In the long run, however, the rewards from reform could be great. The surge in debt seen since the turn of the century might be halted (see chart 3). A neutral tax system would tilt the world’s balance-sheet away from debt towards equity. It would appear more volatile—like a corset, debt masks nature’s wobbles—but actually be more flexible. The pillars of the financial system—borrowers, savers and financial intermediaries—would all work differently.

Today four-fifths of the stock of global financial assets is debt or deposits. This mix would change, with more shares being issued and new equity instruments being invented. There would be a wave of experimentation with equity-linked mortgages, in which a share of the risk of a house-price change is assumed by lenders or third-party investors. Today these products are penalised by the tax system, says Jason Furman, the chairman of the Council of Economic Advisers at the White House. “Landlord companies” might emerge that listed their shares and invested in the equity of people’s houses.

Savers would join a modern cult of equity. Today pension and insurance funds are obsessed with debt, egged on by regulators who ask them to hold “safe” bonds regardless of their price.

In this brave new world, savers would have to get used to owning equity products whose price moved up and down. Dividends from shares would replace interest income from bonds. Those payments could be cut in a downturn—in 2008-09 American dividends dropped by a fifth. That would prevent a crisis but hurt pensioners who live off investment income.

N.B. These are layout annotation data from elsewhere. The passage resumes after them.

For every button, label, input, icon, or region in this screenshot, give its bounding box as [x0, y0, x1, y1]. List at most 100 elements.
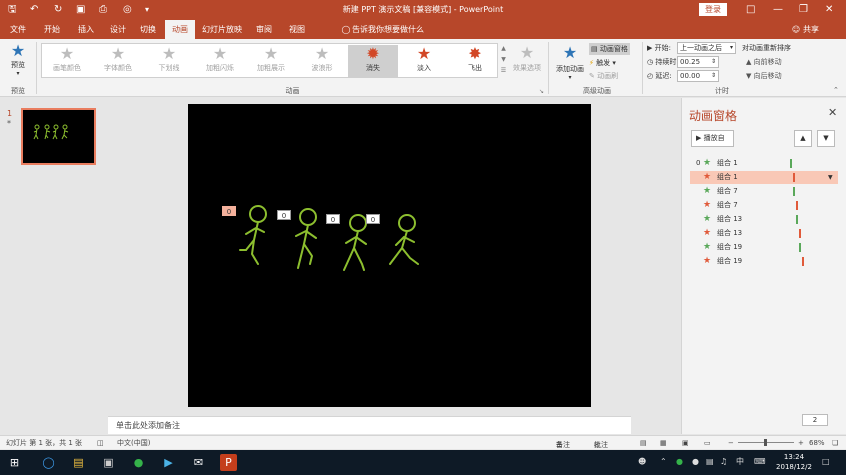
timeline-bar[interactable]	[796, 215, 798, 224]
timeline-bar[interactable]	[799, 229, 801, 238]
chevron-down-icon[interactable]: ▼	[828, 171, 833, 184]
animation-list-item[interactable]: ★ 组合 19	[690, 255, 838, 268]
minimize-icon[interactable]: —	[773, 3, 783, 16]
tab-view[interactable]: 视图	[283, 20, 311, 39]
add-animation-button[interactable]: ★ 添加动画 ▾	[553, 42, 587, 81]
mail-icon[interactable]: ✉	[190, 454, 207, 471]
close-icon[interactable]: ✕	[825, 3, 833, 16]
effect-disappear[interactable]: ✹ 消失	[348, 45, 398, 77]
animation-list-item[interactable]: 0 ★ 组合 1	[690, 157, 838, 170]
tell-me-search[interactable]: 告诉我你想要做什么	[352, 20, 424, 39]
notification-icon[interactable]: □	[822, 455, 830, 469]
zoom-level[interactable]: 68%	[809, 438, 825, 448]
zoom-out-icon[interactable]: −	[728, 438, 734, 448]
timeline-scale-box[interactable]: 2	[802, 414, 828, 426]
effect-font-color[interactable]: ★ 字体颜色	[93, 45, 143, 77]
animation-pane-button[interactable]: ▤ 动画窗格	[589, 43, 630, 55]
store-icon[interactable]: ▣	[100, 454, 117, 471]
timeline-bar[interactable]	[799, 243, 801, 252]
stick-figure[interactable]	[343, 214, 367, 271]
login-button[interactable]: 登录	[699, 3, 727, 16]
effect-bold-reveal[interactable]: ★ 加粗展示	[246, 45, 296, 77]
delay-input[interactable]: 00.00 ⇕	[677, 70, 719, 82]
powerpoint-taskbar-icon[interactable]: P	[220, 454, 237, 471]
gallery-down-icon[interactable]: ▼	[499, 54, 508, 65]
move-later-button[interactable]: ▼ 向后移动	[746, 70, 782, 82]
windows-start-icon[interactable]: ⊞	[6, 454, 23, 471]
animation-tag[interactable]: 0	[222, 206, 236, 216]
timeline-bar[interactable]	[796, 201, 798, 210]
volume-icon[interactable]: ♫	[720, 455, 727, 469]
move-down-button[interactable]: ▼	[817, 130, 835, 147]
tab-slideshow[interactable]: 幻灯片放映	[199, 20, 245, 39]
slide-thumbnail[interactable]	[21, 108, 96, 165]
ribbon-display-icon[interactable]: □	[746, 3, 755, 16]
animation-list-item[interactable]: ★ 组合 1 ▼	[690, 171, 838, 184]
stick-figure[interactable]	[295, 208, 317, 269]
animation-list-item[interactable]: ★ 组合 13	[690, 213, 838, 226]
slideshow-view-icon[interactable]: ▭	[704, 438, 711, 448]
tab-insert[interactable]: 插入	[72, 20, 100, 39]
ime-mode-icon[interactable]: ⌨	[754, 455, 766, 469]
move-earlier-button[interactable]: ▲ 向前移动	[746, 56, 782, 68]
reading-view-icon[interactable]: ▣	[682, 438, 689, 448]
slide-sorter-icon[interactable]: ▦	[660, 438, 667, 448]
tab-home[interactable]: 开始	[38, 20, 66, 39]
tab-review[interactable]: 审阅	[250, 20, 278, 39]
move-up-button[interactable]: ▲	[794, 130, 812, 147]
tab-transitions[interactable]: 切换	[134, 20, 162, 39]
gallery-up-icon[interactable]: ▲	[499, 43, 508, 54]
animation-list-item[interactable]: ★ 组合 7	[690, 185, 838, 198]
tab-animations[interactable]: 动画	[165, 20, 195, 39]
language-status[interactable]: 中文(中国)	[117, 438, 150, 448]
play-from-button[interactable]: ▶ 播放自	[691, 130, 734, 147]
zoom-in-icon[interactable]: +	[798, 438, 804, 448]
timeline-bar[interactable]	[802, 257, 804, 266]
tray-wechat-icon[interactable]: ●	[692, 455, 699, 469]
slide-canvas[interactable]: 0 0 0 0	[188, 104, 591, 407]
accessibility-icon[interactable]: ◫	[97, 438, 104, 448]
timeline-bar[interactable]	[793, 187, 795, 196]
animation-painter-button[interactable]: ✎ 动画刷	[589, 70, 618, 82]
stepper-icon[interactable]: ⇕	[711, 57, 716, 67]
effect-options-button[interactable]: ★ 效果选项	[510, 43, 544, 73]
taskbar-clock[interactable]: 13:24 2018/12/2	[770, 452, 818, 472]
ime-indicator[interactable]: 中	[736, 455, 744, 469]
animation-tag[interactable]: 0	[277, 210, 291, 220]
animation-list-item[interactable]: ★ 组合 19	[690, 241, 838, 254]
effect-bold-flash[interactable]: ★ 加粗闪烁	[195, 45, 245, 77]
share-button[interactable]: 共享	[803, 20, 819, 39]
preview-button[interactable]: ★ 预览 ▾	[4, 42, 32, 78]
effect-brush-color[interactable]: ★ 画笔颜色	[42, 45, 92, 77]
duration-input[interactable]: 00.25 ⇕	[677, 56, 719, 68]
stepper-icon[interactable]: ⇕	[711, 71, 716, 81]
animation-list-item[interactable]: ★ 组合 7	[690, 199, 838, 212]
restore-icon[interactable]: ❐	[799, 3, 808, 16]
network-icon[interactable]: ▤	[706, 455, 714, 469]
dialog-launcher-icon[interactable]: ↘	[539, 88, 544, 95]
tab-design[interactable]: 设计	[104, 20, 132, 39]
collapse-ribbon-icon[interactable]: ⌃	[833, 86, 839, 94]
trigger-button[interactable]: ⚡ 触发 ▾	[589, 57, 616, 69]
effect-fly-out[interactable]: ✸ 飞出	[450, 45, 500, 77]
animation-tag[interactable]: 0	[326, 214, 340, 224]
close-icon[interactable]: ✕	[828, 106, 837, 119]
notes-pane[interactable]: 单击此处添加备注	[108, 416, 631, 434]
normal-view-icon[interactable]: ▤	[640, 438, 647, 448]
effect-fade[interactable]: ★ 淡入	[399, 45, 449, 77]
wechat-icon[interactable]: ●	[130, 454, 147, 471]
effect-underline[interactable]: ★ 下划线	[144, 45, 194, 77]
stick-figure[interactable]	[389, 214, 419, 265]
file-explorer-icon[interactable]: ▤	[70, 454, 87, 471]
gallery-more-icon[interactable]: ☰	[499, 65, 508, 76]
gallery-scroll[interactable]: ▲ ▼ ☰	[499, 43, 508, 78]
media-player-icon[interactable]: ▶	[160, 454, 177, 471]
people-icon[interactable]: ☻	[638, 455, 646, 469]
start-select[interactable]: 上一动画之后 ▾	[677, 42, 736, 54]
animation-tag[interactable]: 0	[366, 214, 380, 224]
timeline-bar[interactable]	[790, 159, 792, 168]
edge-browser-icon[interactable]: ◯	[40, 454, 57, 471]
stick-figure[interactable]	[239, 205, 267, 265]
zoom-slider-thumb[interactable]	[764, 439, 767, 446]
fit-slide-icon[interactable]: ❏	[832, 438, 838, 448]
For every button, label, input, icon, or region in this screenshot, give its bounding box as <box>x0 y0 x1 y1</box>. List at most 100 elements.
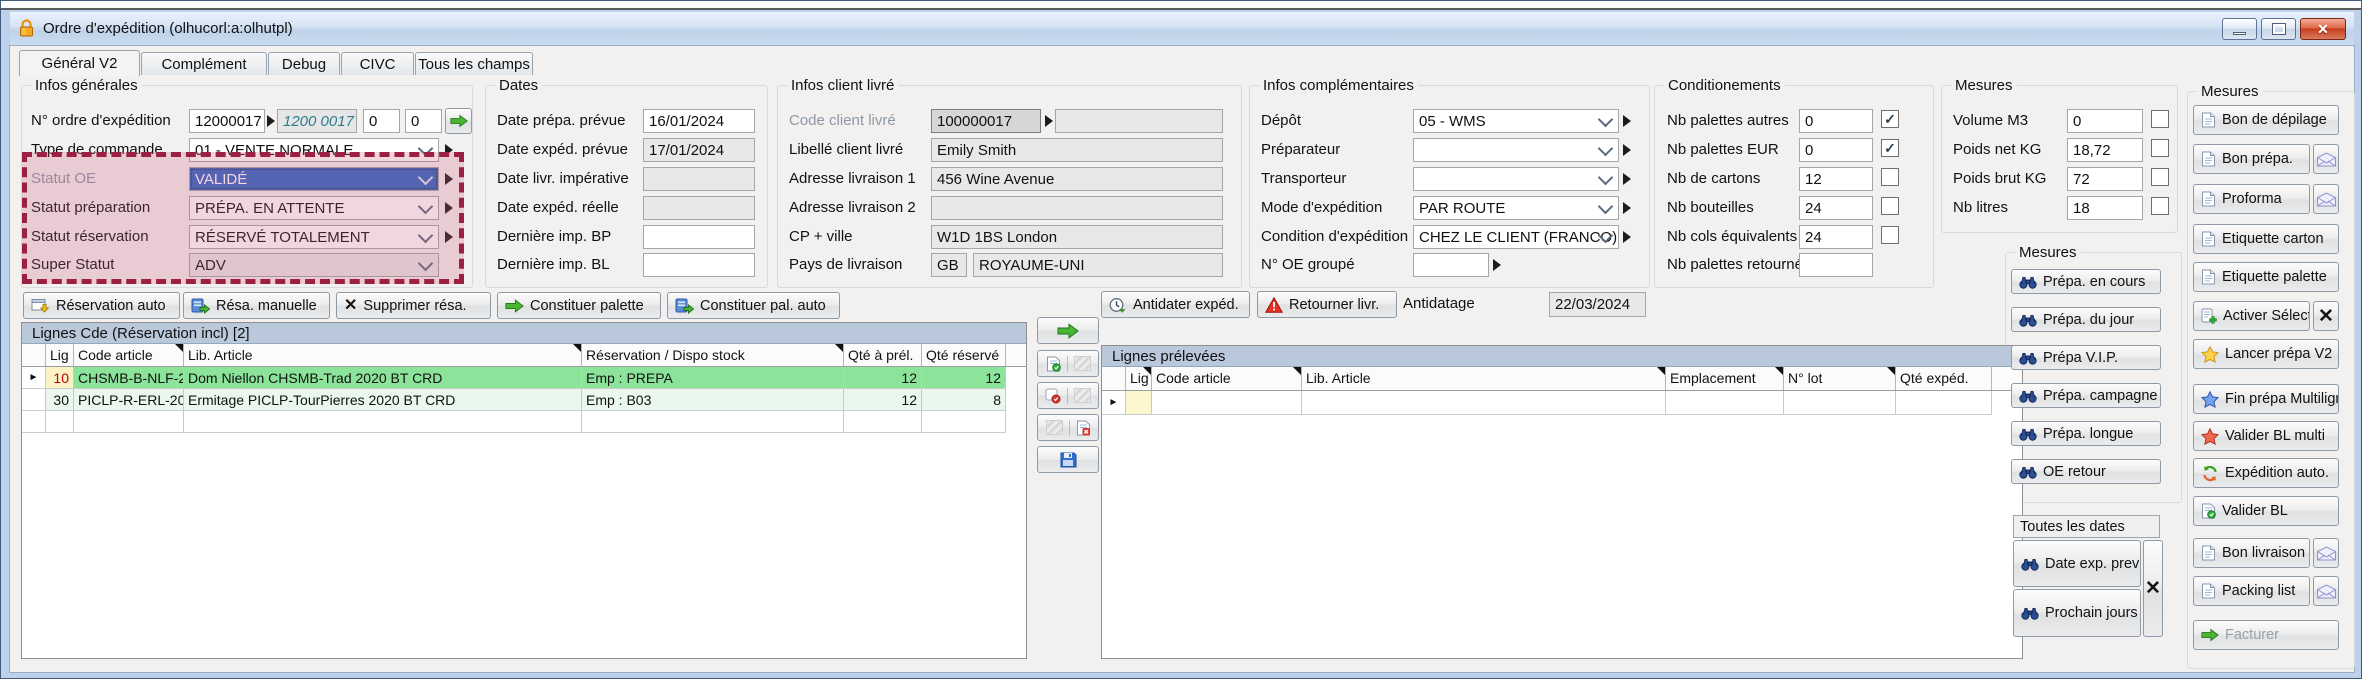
expedition-auto-button[interactable]: Expédition auto. <box>2193 458 2339 488</box>
prepa-en-cours-button[interactable]: Prépa. en cours <box>2011 269 2161 294</box>
prepa-longue-button[interactable]: Prépa. longue <box>2011 421 2161 446</box>
col-emplacement[interactable]: Emplacement <box>1666 367 1784 390</box>
minimize-button[interactable] <box>2222 18 2257 40</box>
statut-oe-combo[interactable]: VALIDÉ <box>189 167 439 191</box>
poids-brut-input[interactable]: 72 <box>2067 167 2143 191</box>
col-code-article[interactable]: Code article <box>1152 367 1302 390</box>
statut-reservation-combo[interactable]: RÉSERVÉ TOTALEMENT <box>189 225 439 249</box>
nb-cols-equivalents-checkbox[interactable] <box>1881 226 1899 244</box>
condition-expedition-combo[interactable]: CHEZ LE CLIENT (FRANCO) T <box>1413 225 1619 249</box>
col-qte-reserve[interactable]: Qté réservé <box>922 344 1006 366</box>
col-qte-exped[interactable]: Qté expéd. <box>1896 367 1992 390</box>
nav-arrow-icon[interactable] <box>267 115 275 127</box>
order-number-input[interactable]: 12000017 <box>189 109 265 133</box>
nb-cartons-input[interactable]: 12 <box>1799 167 1873 191</box>
nav-arrow-icon[interactable] <box>445 202 453 214</box>
mail-packing-list-button[interactable] <box>2313 576 2339 606</box>
nb-palettes-eur-checkbox[interactable] <box>1881 139 1899 157</box>
tab-complement[interactable]: Complément <box>141 52 267 75</box>
prochain-jours-button[interactable]: Prochain jours <box>2013 589 2141 637</box>
poids-brut-checkbox[interactable] <box>2151 168 2169 186</box>
valider-bl-multi-button[interactable]: Valider BL multi <box>2193 421 2339 451</box>
derniere-imp-bl-input[interactable] <box>643 253 755 277</box>
oe-retour-button[interactable]: OE retour <box>2011 459 2161 484</box>
col-lib-article[interactable]: Lib. Article <box>1302 367 1666 390</box>
nav-arrow-icon[interactable] <box>1623 231 1631 243</box>
packing-list-button[interactable]: Packing list <box>2193 576 2310 606</box>
check-line-button[interactable] <box>1037 382 1099 409</box>
nb-cols-equivalents-input[interactable]: 24 <box>1799 225 1873 249</box>
prepa-vip-button[interactable]: Prépa V.I.P. <box>2011 345 2161 370</box>
nav-arrow-icon[interactable] <box>445 173 453 185</box>
preparateur-combo[interactable] <box>1413 138 1619 162</box>
mail-proforma-button[interactable] <box>2313 184 2339 214</box>
mail-bon-prepa-button[interactable] <box>2313 144 2339 174</box>
etiquette-palette-button[interactable]: Etiquette palette <box>2193 262 2339 292</box>
nb-cartons-checkbox[interactable] <box>1881 168 1899 186</box>
activer-select-button[interactable]: Activer Sélect. <box>2193 301 2310 331</box>
nav-arrow-icon[interactable] <box>1623 144 1631 156</box>
col-no-lot[interactable]: N° lot <box>1784 367 1896 390</box>
nav-arrow-icon[interactable] <box>1623 173 1631 185</box>
volume-m3-checkbox[interactable] <box>2151 110 2169 128</box>
nb-palettes-autres-checkbox[interactable] <box>1881 110 1899 128</box>
volume-m3-input[interactable]: 0 <box>2067 109 2143 133</box>
poids-net-checkbox[interactable] <box>2151 139 2169 157</box>
nav-arrow-icon[interactable] <box>1045 115 1053 127</box>
transporteur-combo[interactable] <box>1413 167 1619 191</box>
order-extra2-input[interactable]: 0 <box>405 109 442 133</box>
etiquette-carton-button[interactable]: Etiquette carton <box>2193 224 2339 254</box>
prepa-du-jour-button[interactable]: Prépa. du jour <box>2011 307 2161 332</box>
proforma-button[interactable]: Proforma <box>2193 184 2310 214</box>
table-row[interactable] <box>1102 391 2022 415</box>
nb-palettes-retournees-input[interactable] <box>1799 253 1873 277</box>
supprimer-resa-button[interactable]: Supprimer résa. <box>336 292 491 319</box>
close-button[interactable] <box>2300 18 2346 40</box>
statut-preparation-combo[interactable]: PRÉPA. EN ATTENTE <box>189 196 439 220</box>
nav-arrow-icon[interactable] <box>1623 202 1631 214</box>
close-dates-filter-button[interactable] <box>2143 540 2163 637</box>
nb-palettes-autres-input[interactable]: 0 <box>1799 109 1873 133</box>
bon-livraison-button[interactable]: Bon livraison <box>2193 538 2310 568</box>
constituer-palette-button[interactable]: Constituer palette <box>497 292 661 319</box>
date-prepa-prevue-input[interactable]: 16/01/2024 <box>643 109 755 133</box>
antidater-exped-button[interactable]: Antidater expéd. <box>1101 291 1250 318</box>
col-code-article[interactable]: Code article <box>74 344 184 366</box>
prepa-campagne-button[interactable]: Prépa. campagne <box>2011 383 2161 408</box>
lancer-prepa-v2-button[interactable]: Lancer prépa V2 <box>2193 339 2339 369</box>
constituer-pal-auto-button[interactable]: Constituer pal. auto <box>667 292 840 319</box>
table-row[interactable]: 10 CHSMB-B-NLF-20 Dom Niellon CHSMB-Trad… <box>22 367 1026 389</box>
col-lib-article[interactable]: Lib. Article <box>184 344 582 366</box>
derniere-imp-bp-input[interactable] <box>643 225 755 249</box>
nav-arrow-icon[interactable] <box>1493 259 1501 271</box>
col-qte-prel[interactable]: Qté à prél. <box>844 344 922 366</box>
nb-bouteilles-input[interactable]: 24 <box>1799 196 1873 220</box>
nav-arrow-icon[interactable] <box>445 144 453 156</box>
go-order-button[interactable] <box>445 108 472 134</box>
retourner-livraison-button[interactable]: Retourner livr. <box>1257 291 1397 318</box>
tab-debug[interactable]: Debug <box>268 52 340 75</box>
table-row[interactable]: 30 PICLP-R-ERL-20-E Ermitage PICLP-TourP… <box>22 389 1026 411</box>
fin-prepa-multiligne-button[interactable]: Fin prépa Multiligne <box>2193 384 2339 414</box>
nav-arrow-icon[interactable] <box>1623 115 1631 127</box>
order-type-combo[interactable]: 01 - VENTE NORMALE <box>189 138 439 162</box>
oe-groupe-input[interactable] <box>1413 253 1489 277</box>
mode-expedition-combo[interactable]: PAR ROUTE <box>1413 196 1619 220</box>
depot-combo[interactable]: 05 - WMS <box>1413 109 1619 133</box>
order-extra1-input[interactable]: 0 <box>363 109 400 133</box>
valider-bl-button[interactable]: Valider BL <box>2193 496 2339 526</box>
mail-bon-livraison-button[interactable] <box>2313 538 2339 568</box>
bon-depilage-button[interactable]: Bon de dépilage <box>2193 105 2339 135</box>
tab-civc[interactable]: CIVC <box>341 52 414 75</box>
resa-manuelle-button[interactable]: Résa. manuelle <box>183 292 330 319</box>
bon-prepa-button[interactable]: Bon prépa. <box>2193 144 2310 174</box>
nb-palettes-eur-input[interactable]: 0 <box>1799 138 1873 162</box>
delete-line-button[interactable] <box>1037 414 1099 441</box>
nb-litres-input[interactable]: 18 <box>2067 196 2143 220</box>
nb-bouteilles-checkbox[interactable] <box>1881 197 1899 215</box>
nb-litres-checkbox[interactable] <box>2151 197 2169 215</box>
col-lig[interactable]: Lig <box>1126 367 1152 390</box>
date-exp-prevu-button[interactable]: Date exp. prevu <box>2013 540 2141 587</box>
cancel-select-button[interactable] <box>2313 301 2339 331</box>
nav-arrow-icon[interactable] <box>445 231 453 243</box>
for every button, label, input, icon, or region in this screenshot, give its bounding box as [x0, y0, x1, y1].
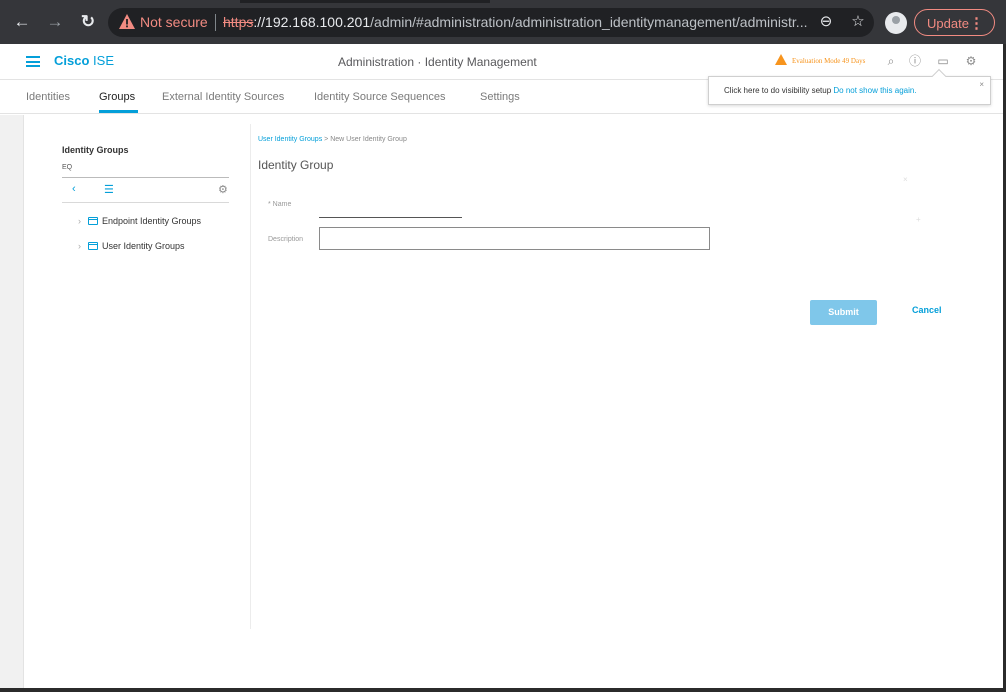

Borrowers would have to change their ways, too. Lower house prices would help the young and poor, but they might find it harder to get conventional mortgages. Renting is one alternative—the 20th century’s obsession with home-ownership might ebb. Allowing third parties to own a share in a home might be another. Companies would issue more shares. It is hard to see any big downside to this. A more equity-focused culture might help younger firms get up and running, perhaps one reason why Marc Andreessen, a venture capitalist in Silicon Valley, backs tax reform.

Lastly, the financial system would have to shift its emphasis towards arranging equity contracts between savers and firms and households. This would be far easier in America, where capital markets dominate—getting mutual funds to buy stocks instead of bonds is relatively simple. In Europe and Asia, where banks suck up most savings and recycle them as loans, the process would be harder. But around the world banks would shrink.

Reforming the bias in the tax system is not the stuff of public campaigns. A vast web of contracts has been woven around a fiscal technicality, guarded by huge vested interests.

America last seriously considered the idea in 1992, and beyond some tweaks to the tax code in
Belgium, Britain, Italy and the Netherlands, there has been little sign of reform. But the moment for change may never be better.

Interest rates are low, profits are high and house prices stable. As rates increase from rock-bottom levels, interest costs will rise, inflating the size of the distortion. The tax subsidy on the vast debts of rich countries will head back towards the levels seen just before the crisis in 2008.

And the debt machine will kick into overdrive again.